There are tons frameworks, just see the list of static site generators. But:

  • A vast majority of these frameworks are only suited for blogs. That is, you just throw all posts in 1 directory and the framework renders a timeline, RSS feeds etc. for you. No way to reorder posts, no way to make framework extensions and sometimes even no or limited ways of customizing HTML and CSS.
  • The majority of remaining frameworks are dedicated to generate documentation. Again, not for my needs.

Only few frameworks covered my needs:

  • The ability to put articles in any order, including hierarchical structure.
  • The ability to fully customize HTML and CSS templates. No assumptions, no unremoveable parts.
  • No forced JavaScript. No user-side HTML generation.
  • No forced frontend frameworks (Bootstrap and similar).
  • Ability to extend generation mechanism, e.g. custom templates or extensions to Markdown / Restructured Text format. Bold, italic and fenced code blocks are not enough for me.
  • Ability to store some data (binary assets or configuration files) that can be used during generation.

After filteting all undesired frameworks, I was left only with 3 to choose from:

Hugo is by far the most popular across these (as far as GitHub stars tell) and supports all what I need but ... it requires a lot of initial setup and learning. Also, I would need to learn Go in order to satisfy my large customization needs.

Statik is an interesting choice. Its ability to have custom ORM and data model (for each page) really shines, I have not seen such thing in any other framework. You can find informative table on its homepage. If you have needs to generate pages in specific layout from complex, relational data - I would definitely recommend Statik.

Nikola is just a bunch of plugins. They really advertise as such on their homepage. It is really just a build command which triggers certain plugins in certain order. There are lots of built-in plugins but the fact that you can extend/swap/remove anything from any build step opens huge customization possibilities.

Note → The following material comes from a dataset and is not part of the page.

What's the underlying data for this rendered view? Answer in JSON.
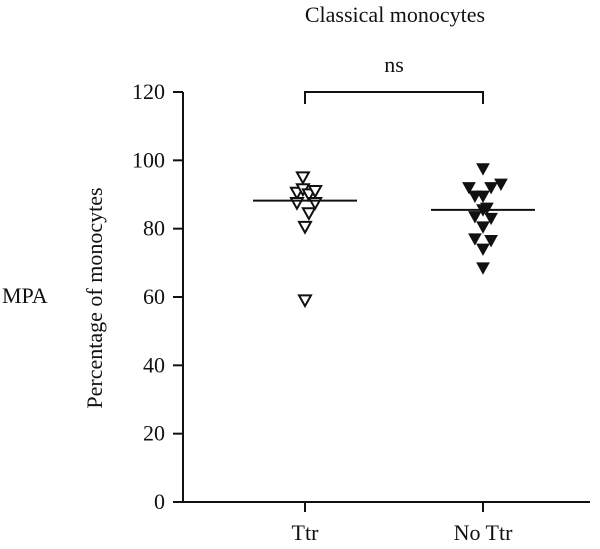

I had to resign from Statik, because it does not support Markdown (or other text format) extensions. And I really really wanted to invoke custom templates from my pages. I was left with Hugo and Nikola. Nikola won because Python.

Who is behind the project?

The whole website is a hobby-made open-source project, so far by one person only. No company/organization is involved.

See project description on https://github.com/Xeverous/the_website.

Can I post on this site?

Yes, just open an issue or make a pull request.

I do not have any strict rules regarding content, but would generally accept anything on topic. In terms of writing itself - the tutorials are mine so I will have the final word on everything (you can always discuss and criticize my wording) but if you want to write your own article - write however you want - just like I have the final word for any of my posts, you have for yours. I will not go in your way of writing, unless you violate some obvious rules like no abusive content, spam, harassment etc.

Note: you have the freedom to choose different license for your articles.

Can I help with the website?

Yes, and not necessarily by adding content. You can propose anything related to the website build system. I am pretty sure there is a lot of place for improvement. HTML and CSS are not my primary skills. There is also a bunch of Python code that could probably be simplified.

Why is the content free? Would not selling books or online courses be better for you?

This is a question that can not be answered in 1 sentence, especially to people who ask this with a very strong incentive on money. I have met enough narrow-minded people, constantly approaching my work with attitude like "Why are you working on this?", "Why are you doing something for free?", "Why are you contributing to open source instead of making money from wiriting game bots?".

The answer is hard to grasp and I am not a person that could easily explain this without person-to-person contact so I will suggest instead to:

  • Read some interviews with Larry Wales, a co-founder of (non-profit) Wikipedia. He gives a really good and thought-provoking answers on various questions.